When it comes to work, we all have certain expectations as to remuneration we are going to have for a specific amount of work completed. It can be a yearly lash tech salary, wages per hour, or amount of Net income, if you are self-employed. If with salary and wages it is easy to understand how much you are going to get at the end of each pay period, it is much more complex calculations when it comes to self-employment income.
For those who never thought about it and also did not take finance classes, I am going to explain every aspect of it in this post. We are going to start with an understanding of basic principles.
Let’s also have an example, for easier understanding:
Lash Tech Salary
Lisa is a beginner lash artist. She took a couple of classes and became good at her work. Now she needs to price her service. She wants to make 2000CAD per month, work 5 hours per day 5 days a week. In other words she wants to make about 20$ per hour. She knows that on average a Full set of lashes takes her 2 hours. Should she be charging 40$ for the full set then?
The answer is of course NOT. First of all we need to understand what else should be included in the price, look at Lisa’s competitors, and find the minimum price level point.
The minimum price level is the price at which the service provider is making enough to meet the expenses and get the desired income. Going lower than such price simply doesn’t make any sense.
We will start with the analysis of competitors and here we will also try to understand if Lisa has any competitive advantage over her peers.
close to subway
professional education, over 4 years of experience, educator
separate room for service, free parking.
works from her kitchen
rents a room in a beauty salon, scheduling is done through a receptionist
owner of the studio, receptionist, coffee/tea in the waiting area, aftercare kits
Looking at this small table, we already understand that Philippa is not a competitor for Lisa, and Lisa has a competitive advantage over her. Which means that Lisa should not set price as low as 50$. Anne and Jane are both conveniently located in the central area, however, Lisa also located in a well accessible area and has a free parking spot for clients. Of course Jane has a competitive advantage over the rest, and we shouldn’t be trying to set prices as high as hers, however having her in the table gives us an idea of the highest price that client is willing to pay for the service. Now we know that Anne still has some competitive advantage over Lisa, but we know for sure, that Lisa can charge any price between 50$ and 85$.

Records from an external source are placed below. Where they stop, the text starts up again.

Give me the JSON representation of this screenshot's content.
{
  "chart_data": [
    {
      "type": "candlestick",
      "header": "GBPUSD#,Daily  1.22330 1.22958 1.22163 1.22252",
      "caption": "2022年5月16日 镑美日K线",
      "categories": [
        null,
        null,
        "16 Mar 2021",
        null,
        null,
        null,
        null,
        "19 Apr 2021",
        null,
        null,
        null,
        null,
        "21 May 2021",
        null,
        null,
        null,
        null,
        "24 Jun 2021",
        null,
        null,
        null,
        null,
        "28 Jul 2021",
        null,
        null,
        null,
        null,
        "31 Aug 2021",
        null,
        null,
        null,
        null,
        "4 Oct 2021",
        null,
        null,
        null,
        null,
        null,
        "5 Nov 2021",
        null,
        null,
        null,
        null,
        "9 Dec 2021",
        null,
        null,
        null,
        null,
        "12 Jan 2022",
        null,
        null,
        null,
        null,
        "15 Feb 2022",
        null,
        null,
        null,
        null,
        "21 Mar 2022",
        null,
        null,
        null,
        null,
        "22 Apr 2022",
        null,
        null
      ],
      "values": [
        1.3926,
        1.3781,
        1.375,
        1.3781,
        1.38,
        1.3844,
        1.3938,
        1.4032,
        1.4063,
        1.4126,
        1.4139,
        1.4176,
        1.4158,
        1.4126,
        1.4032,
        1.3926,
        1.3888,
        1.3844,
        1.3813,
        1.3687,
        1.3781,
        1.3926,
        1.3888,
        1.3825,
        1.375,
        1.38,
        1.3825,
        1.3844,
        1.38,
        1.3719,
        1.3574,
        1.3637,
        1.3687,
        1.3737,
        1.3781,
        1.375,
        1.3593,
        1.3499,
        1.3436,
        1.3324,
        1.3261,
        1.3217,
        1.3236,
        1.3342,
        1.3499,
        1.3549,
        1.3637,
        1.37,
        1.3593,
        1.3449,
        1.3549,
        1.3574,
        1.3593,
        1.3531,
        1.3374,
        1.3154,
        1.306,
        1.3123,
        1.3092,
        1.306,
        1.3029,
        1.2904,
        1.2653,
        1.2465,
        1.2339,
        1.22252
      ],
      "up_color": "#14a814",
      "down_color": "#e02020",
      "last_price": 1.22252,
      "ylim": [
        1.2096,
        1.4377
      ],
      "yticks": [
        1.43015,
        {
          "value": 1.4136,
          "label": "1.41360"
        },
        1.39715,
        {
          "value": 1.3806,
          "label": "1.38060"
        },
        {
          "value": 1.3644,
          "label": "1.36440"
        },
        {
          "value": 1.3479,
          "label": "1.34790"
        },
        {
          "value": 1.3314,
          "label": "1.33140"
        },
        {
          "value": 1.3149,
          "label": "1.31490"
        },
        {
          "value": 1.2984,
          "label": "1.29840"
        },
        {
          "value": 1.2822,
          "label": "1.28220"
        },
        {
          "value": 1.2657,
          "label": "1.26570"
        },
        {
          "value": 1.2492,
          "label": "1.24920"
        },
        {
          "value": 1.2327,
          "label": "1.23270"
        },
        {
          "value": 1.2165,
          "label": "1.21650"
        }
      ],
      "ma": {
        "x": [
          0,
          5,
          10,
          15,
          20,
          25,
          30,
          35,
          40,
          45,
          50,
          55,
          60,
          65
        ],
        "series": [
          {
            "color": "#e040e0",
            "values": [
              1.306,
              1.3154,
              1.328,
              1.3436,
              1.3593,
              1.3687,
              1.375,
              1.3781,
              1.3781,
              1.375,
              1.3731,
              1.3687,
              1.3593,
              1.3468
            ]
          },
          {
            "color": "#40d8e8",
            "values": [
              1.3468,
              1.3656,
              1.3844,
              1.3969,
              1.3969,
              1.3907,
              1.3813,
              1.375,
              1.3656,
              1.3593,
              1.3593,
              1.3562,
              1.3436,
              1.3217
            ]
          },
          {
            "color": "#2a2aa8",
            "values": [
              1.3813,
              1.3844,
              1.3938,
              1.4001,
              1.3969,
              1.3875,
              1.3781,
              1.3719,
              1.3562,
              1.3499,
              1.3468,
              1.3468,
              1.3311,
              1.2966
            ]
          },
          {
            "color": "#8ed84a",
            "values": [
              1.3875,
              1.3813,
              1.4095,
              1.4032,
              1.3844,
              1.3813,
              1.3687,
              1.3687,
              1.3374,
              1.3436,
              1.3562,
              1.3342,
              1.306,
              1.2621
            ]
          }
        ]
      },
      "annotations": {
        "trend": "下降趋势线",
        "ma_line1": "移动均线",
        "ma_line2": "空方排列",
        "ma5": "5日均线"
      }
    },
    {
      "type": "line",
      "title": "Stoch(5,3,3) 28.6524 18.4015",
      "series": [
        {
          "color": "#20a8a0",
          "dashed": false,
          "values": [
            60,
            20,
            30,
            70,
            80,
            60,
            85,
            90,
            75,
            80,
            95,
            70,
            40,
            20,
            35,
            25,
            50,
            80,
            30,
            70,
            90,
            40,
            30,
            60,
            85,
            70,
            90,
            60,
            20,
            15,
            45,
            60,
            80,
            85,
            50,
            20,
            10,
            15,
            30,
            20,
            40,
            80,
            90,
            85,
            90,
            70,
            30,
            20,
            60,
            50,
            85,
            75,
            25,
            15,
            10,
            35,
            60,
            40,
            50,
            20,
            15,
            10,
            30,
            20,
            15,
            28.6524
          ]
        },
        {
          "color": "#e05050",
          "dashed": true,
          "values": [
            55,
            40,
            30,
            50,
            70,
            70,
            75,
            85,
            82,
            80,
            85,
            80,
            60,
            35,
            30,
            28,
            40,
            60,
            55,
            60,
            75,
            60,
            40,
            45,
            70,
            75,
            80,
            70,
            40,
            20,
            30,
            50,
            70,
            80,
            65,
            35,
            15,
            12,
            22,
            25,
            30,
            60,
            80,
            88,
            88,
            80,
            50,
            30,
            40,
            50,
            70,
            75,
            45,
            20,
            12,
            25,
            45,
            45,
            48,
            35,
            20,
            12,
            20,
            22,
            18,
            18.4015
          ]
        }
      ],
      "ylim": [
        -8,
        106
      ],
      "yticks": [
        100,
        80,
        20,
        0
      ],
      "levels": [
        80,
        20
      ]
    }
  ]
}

Realistically such analysis will give a fuller picture if the amount of the competitors taken into consideration is anywhere between 3 and 7. Variables used for the research can be different from the ones offered in the table, for example :
- Discount Policies;
- Amount of people working;
- Working conditions etc.
The thorough analysis should show your real competitors, your competitive advantage, and explain why people are dumping prices.
What to Know In Order for the Business Not Go Bankrupt
This brings us to the next point, setting the price accounting for the costs involved. A lot of the times new entrepreneurs do not realize how much cost is involved in their business and unintentionally sabotage the accepted pricing by charging less.
Here is a list of costs that you should account for:
- cost of materials used per client ( for example, glue price is 70$ it lasts 1 month and Lisa can use it on the maximum of 50 clients per month. Thus cost of glue used per client is 1.4$),
- rent ( total amount should be divided by a maximum number of clients per month or rent per day approach can be used. Example: Rent cost is 600$, Number of working days per month is 20, Rent per day will be = 600 / 20 = 30$ per day. If Lisa takes 2 clients per day, the cost of rent per client is 15$)
- amortization of equipment (lamps, beauty beds/chairs, etc.)
- gas, electricity, hydro bills (same calculation as with rent)
- cell phone bills (same calculation as with rent),
- license fees (same calculation as with rent),
- insurance (same calculation as with rent) ,
- cost of accountants and lawyers (same calculation as with rent),
- cleaning fees (same calculation as with rent),
- salaries and wages.
If you do not have the associated costs such as accountant and lawyers, you may want to account for the price of the next course that you want to take. If you are driving to work, the cost of gas and parking should be taken into consideration as well.
What to consider before setting the price
Another thing that should be considered is the value that your service has for a client. Knowing your ideal client, you should also have an idea of how much she values the service that you provide and will she be willing to switch to your competitor if the price is too high.
Let’s look at the example:
Now Lisa knows that on average she will be spending 30$ per service per client. So she decides to charge 80$ for service. Her client Mary tries the service for the first time and likes the work that Lisa did, however when she arrived Lisa was finishing up with a previous client. Mary had to wait in Lisa’s living room, even though it was clean, Mary felt like she would rather pay an extra 5$ and go to Anne next time, the place that Anne works from has a waiting area and the receptionist is offering coffee or tea while clients are waiting.
A combination of all the things mentioned above should give you an idea of how to set the right price for the service. The cost analysis also may help you to get rid of any unnecessary spendings at this moment, using the same approach you can decide whether you need to invest in something or set it aside for later.
And remember never provide service that will make you lose money.